Ti ringrazio, Dio, di amare e di poter ricevere come un’elemosina lo sguardo di questa donna che ha trascinato per tuguri la sua bellezza immortale!

Ve ne rendete conto? Avete la virtù di trasformare in bellezza il sudiciume del mondo! Non volete rispondermi!? È chiaro! Risulta molto più comodo.

Fred accese una sigaretta e contemplò, per brevi istanti, come si spegneva nello specchio la fiamma del cerino.

— Eppure ci sono degli illusi che credono veramente in questo, nel vostro amore!… senza rendersi conto che non potrete mai amare nessuno, se non il vostro successo. Siete sempre stata così rabbiosamente egoista, che il vostro petto è rimasto senza sentimenti. Non mi meraviglia che finiate per mettere in bella mostra un dentifricio. Non c’è da stupirsi Oh! È ridicolo. Ridicolo e spaventoso.

Siete egoista e dura come la mala pietra contro cui si ferisce il piede lungo la strada. La vostra ingordigia e la violenza dei gesti, la falsa febbre dei vostri occhi, con ciglia ugualmente false, e le labbra spudorate che sono rimaste fiacche e inerti nel baciare così tante bocche senza baci, si traducono in pellicce, in collane, in viaggi lunghi come sogni e nello stritolare cuori semplici. Siete diventata un simbolo del secolo. Per questo meritereste di morire lapidata sulla riva del mare, affinché le acque vi purifichino. No… Sarebbe una morte fin troppo dolce. Dovrebbero legarvi a un palo, sopra un mucchio di legna secca, e come le streghe di un tempo, bruciarvi viva. E così le vostre ceneri sarebbero ripulite.

Fred si accasciò e, seduto accanto al tavolo, pose la fronte sulle dita di una mano.
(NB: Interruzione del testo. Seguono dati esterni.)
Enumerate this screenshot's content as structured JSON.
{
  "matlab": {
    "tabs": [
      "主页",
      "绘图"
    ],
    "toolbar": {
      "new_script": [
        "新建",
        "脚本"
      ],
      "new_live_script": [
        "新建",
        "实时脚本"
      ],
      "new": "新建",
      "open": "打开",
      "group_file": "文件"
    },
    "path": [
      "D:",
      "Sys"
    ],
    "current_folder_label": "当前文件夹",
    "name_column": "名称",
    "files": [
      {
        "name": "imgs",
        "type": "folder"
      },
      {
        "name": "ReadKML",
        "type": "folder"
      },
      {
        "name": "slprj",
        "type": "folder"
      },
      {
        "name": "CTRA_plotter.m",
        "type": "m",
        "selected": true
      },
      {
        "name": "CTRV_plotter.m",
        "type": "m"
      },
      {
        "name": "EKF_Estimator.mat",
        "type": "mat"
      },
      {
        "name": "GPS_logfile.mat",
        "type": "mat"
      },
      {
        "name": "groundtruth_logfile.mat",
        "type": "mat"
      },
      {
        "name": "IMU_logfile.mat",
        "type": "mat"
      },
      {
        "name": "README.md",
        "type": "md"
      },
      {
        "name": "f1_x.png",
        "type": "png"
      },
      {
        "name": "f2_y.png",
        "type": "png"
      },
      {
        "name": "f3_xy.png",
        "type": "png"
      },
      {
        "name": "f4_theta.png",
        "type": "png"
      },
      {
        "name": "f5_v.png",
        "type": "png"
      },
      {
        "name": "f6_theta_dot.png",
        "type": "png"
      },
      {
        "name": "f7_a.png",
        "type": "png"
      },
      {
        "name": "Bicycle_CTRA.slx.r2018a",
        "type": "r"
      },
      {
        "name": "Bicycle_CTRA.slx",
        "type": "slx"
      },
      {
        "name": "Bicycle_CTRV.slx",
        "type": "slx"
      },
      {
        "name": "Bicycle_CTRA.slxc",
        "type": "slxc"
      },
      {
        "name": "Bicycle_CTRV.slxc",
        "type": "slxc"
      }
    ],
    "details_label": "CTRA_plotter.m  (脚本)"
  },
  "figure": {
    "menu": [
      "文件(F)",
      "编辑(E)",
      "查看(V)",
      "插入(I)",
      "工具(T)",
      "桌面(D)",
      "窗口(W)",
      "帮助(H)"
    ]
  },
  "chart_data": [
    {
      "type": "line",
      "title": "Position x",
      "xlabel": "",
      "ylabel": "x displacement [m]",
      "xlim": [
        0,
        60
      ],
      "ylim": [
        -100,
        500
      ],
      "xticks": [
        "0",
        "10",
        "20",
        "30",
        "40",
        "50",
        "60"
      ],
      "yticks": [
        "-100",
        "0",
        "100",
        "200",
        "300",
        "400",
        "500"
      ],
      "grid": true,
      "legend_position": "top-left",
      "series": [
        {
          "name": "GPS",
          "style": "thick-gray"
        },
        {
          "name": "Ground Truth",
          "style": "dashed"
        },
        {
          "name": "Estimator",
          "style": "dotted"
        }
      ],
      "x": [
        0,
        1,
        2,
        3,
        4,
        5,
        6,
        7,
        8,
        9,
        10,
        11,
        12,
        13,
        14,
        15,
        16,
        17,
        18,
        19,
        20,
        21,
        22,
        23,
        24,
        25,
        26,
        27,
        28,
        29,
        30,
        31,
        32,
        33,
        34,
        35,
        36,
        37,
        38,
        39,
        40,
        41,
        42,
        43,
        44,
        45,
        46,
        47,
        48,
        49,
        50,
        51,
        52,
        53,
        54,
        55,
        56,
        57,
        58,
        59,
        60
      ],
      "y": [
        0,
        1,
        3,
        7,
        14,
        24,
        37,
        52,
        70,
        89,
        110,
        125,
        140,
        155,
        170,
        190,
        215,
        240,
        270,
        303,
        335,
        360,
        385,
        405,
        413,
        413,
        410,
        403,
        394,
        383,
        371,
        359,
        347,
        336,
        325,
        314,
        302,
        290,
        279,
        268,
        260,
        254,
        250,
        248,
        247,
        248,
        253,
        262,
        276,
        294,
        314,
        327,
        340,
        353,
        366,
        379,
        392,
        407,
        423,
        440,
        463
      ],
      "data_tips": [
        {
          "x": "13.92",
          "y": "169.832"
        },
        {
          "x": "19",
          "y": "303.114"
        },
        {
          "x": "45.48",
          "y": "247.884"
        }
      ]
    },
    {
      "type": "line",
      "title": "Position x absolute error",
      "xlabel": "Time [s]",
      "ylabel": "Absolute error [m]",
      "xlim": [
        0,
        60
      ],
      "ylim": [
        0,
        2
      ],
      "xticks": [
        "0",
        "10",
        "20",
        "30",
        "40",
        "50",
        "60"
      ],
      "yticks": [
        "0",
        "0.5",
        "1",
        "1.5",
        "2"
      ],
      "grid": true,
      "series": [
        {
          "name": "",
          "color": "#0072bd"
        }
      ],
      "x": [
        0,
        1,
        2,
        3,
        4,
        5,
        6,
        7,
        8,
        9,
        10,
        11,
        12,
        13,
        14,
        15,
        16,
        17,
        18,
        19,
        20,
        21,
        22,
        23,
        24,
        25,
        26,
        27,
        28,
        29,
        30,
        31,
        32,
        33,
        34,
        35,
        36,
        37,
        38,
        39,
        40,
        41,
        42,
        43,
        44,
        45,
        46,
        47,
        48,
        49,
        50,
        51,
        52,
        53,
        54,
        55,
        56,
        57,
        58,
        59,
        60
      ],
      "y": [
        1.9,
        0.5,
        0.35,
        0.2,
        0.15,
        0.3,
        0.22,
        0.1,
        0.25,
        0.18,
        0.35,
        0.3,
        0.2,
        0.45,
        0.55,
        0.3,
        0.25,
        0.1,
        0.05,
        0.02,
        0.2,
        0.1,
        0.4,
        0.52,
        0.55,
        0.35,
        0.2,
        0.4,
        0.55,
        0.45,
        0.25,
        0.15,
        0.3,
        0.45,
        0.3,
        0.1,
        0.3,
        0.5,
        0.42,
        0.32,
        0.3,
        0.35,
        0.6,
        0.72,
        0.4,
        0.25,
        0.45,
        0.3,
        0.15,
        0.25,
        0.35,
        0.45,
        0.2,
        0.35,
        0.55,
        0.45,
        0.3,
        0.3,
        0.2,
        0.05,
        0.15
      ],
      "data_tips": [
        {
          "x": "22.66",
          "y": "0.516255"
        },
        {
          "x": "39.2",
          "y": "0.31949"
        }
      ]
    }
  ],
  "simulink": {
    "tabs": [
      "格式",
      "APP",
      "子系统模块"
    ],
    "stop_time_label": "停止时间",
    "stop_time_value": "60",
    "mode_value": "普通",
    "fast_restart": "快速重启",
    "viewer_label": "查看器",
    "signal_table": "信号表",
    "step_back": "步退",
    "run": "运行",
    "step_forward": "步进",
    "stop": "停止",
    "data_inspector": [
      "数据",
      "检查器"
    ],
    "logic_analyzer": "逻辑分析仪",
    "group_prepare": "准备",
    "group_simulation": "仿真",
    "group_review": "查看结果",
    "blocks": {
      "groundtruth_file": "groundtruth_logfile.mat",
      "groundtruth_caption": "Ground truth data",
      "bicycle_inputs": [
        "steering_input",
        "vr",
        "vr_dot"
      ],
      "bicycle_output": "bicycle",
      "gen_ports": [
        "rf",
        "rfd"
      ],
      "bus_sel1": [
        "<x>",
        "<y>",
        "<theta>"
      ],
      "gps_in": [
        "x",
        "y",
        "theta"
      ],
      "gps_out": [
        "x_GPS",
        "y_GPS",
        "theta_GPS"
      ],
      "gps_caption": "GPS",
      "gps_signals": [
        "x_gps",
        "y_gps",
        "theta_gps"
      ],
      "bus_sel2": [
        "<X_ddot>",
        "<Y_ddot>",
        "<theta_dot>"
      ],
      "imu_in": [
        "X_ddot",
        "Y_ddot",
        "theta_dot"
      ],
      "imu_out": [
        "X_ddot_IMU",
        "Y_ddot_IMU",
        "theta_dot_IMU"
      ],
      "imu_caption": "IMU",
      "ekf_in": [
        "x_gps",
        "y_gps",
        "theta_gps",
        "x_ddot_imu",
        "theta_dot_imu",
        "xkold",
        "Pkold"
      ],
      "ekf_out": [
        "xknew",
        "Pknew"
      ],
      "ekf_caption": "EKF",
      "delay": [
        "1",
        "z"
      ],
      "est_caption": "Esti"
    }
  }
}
La diva scostò un ricciolo dalle tempie, avanzò verso di lui, e in piedi, curva sulla sua spalla sinistra, gli parlò come a un vecchio amico:

— Tutti quegli uomini che caddero ai miei piedi e dissero: “Ti ringrazio, Dio, di amare e di poter ricevere come un’elemosina lo sguardo di questa donna che ha trascinato per tuguri la sua bellezza immortale!”. Tutti quegli uomini che ho incatenato per il collo e che ho accostato amorosamente al mio collo, tutti gli uomini le cui fronti febbrili si sono raffreddate al tocco delle mie labbra, mi hanno già detto anche queste parole che avete pronunciato voi: che meritavo di essere lapidata o che meritavo di essere bruciata viva. Ora capite? E in questo odio inestinguibile verso di me, sta la mia grandezza. Questo odio è la mia schiva bellezza. Non ho conosciuto uno solo di quegli uomini che hanno bevuto dalla mia bocca, come in un calice di seta, baci che fanno svaporare il cervello, che non abbia voluto lacerarmi sotto le sue unghie, incenerirmi con un bacio maledetto. Vi rendete conto di quanto è grande il vostro amore, tesoro mio?

Fred protestò furiosamente.

— Non chiamatemi tesoro… – Poi, senza poter trattenere un sorriso, borbottò: — Questa è bella.

La donna nordica ugualmente sorrise:

— D’altra parte, io non sono Greta Garbo.

— Non siete Greta Garbo? Ma come?

— Sono la ragazza della rivista.

— Ma siete uguale a lei.

— Così somigliante, sì, che a volte credo che io non sia io ma lei.

— Questa è davvero buona per una bella storia.

— Vi crea disturbo?

— Oh no! Nel modo più assoluto. Come potrei sentirmi a disagio dentro questo sortilegio?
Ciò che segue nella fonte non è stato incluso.